Visma-Lease a Bike kam zur Vuelta a España 2026 ohne einen einzigen geschützten Klassementfahrer an den Start und definierte Erfolg stattdessen als Etappensiege, verteilt über den gesamten Kader. Sepp Kuss, der Sieger von 2023, wurde nicht einmal als klarer Anführer präsentiert – er durfte einfach frei fahren und sehen, wohin ihn das Rennen führte.
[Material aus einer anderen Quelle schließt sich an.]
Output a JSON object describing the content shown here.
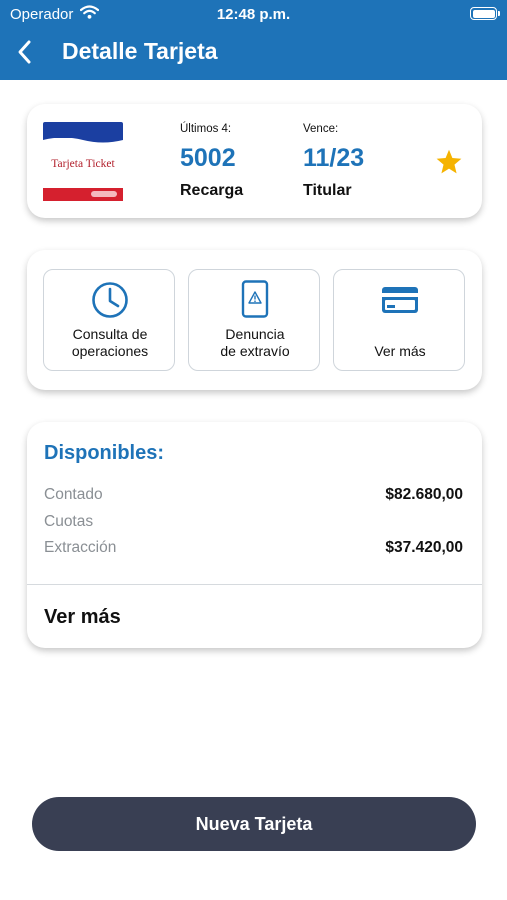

Das ist keine Unentschlossenheit, sondern ein Kalkül auf Tiefe: Ben Tulett und Debütant Jørgen Nordhagen liefen als parallele Klassement-Optionen neben Kuss, während Matthew Brennan und Christophe Laporte Sprintsiege jagten und Wout van Aert Zeitfahren und gemischtes Gelände abdeckte. In der vierten Etappe, dem ersten Bergtest, schickten die Visma-Fahrer mehrere Fahrer in den Anstieg, statt für einen Leader zu arbeiten – eine Taktik, die sich erst schärfte, als Kuss sich als klare Klassement-Hoffnung des Teams mit Platz vier herauskristallisierte, während Tulett und Nordhagen bereits über acht Minuten zurücklagen. Ein ehemaliger Champion, der ankommt und unsicher ist, ob er auf Rot oder die Bergwertung zielt, wäre für die meisten Teams eine Krise. Hier bedeutete es einfach nur mehr Werkzeuge zum Arbeiten.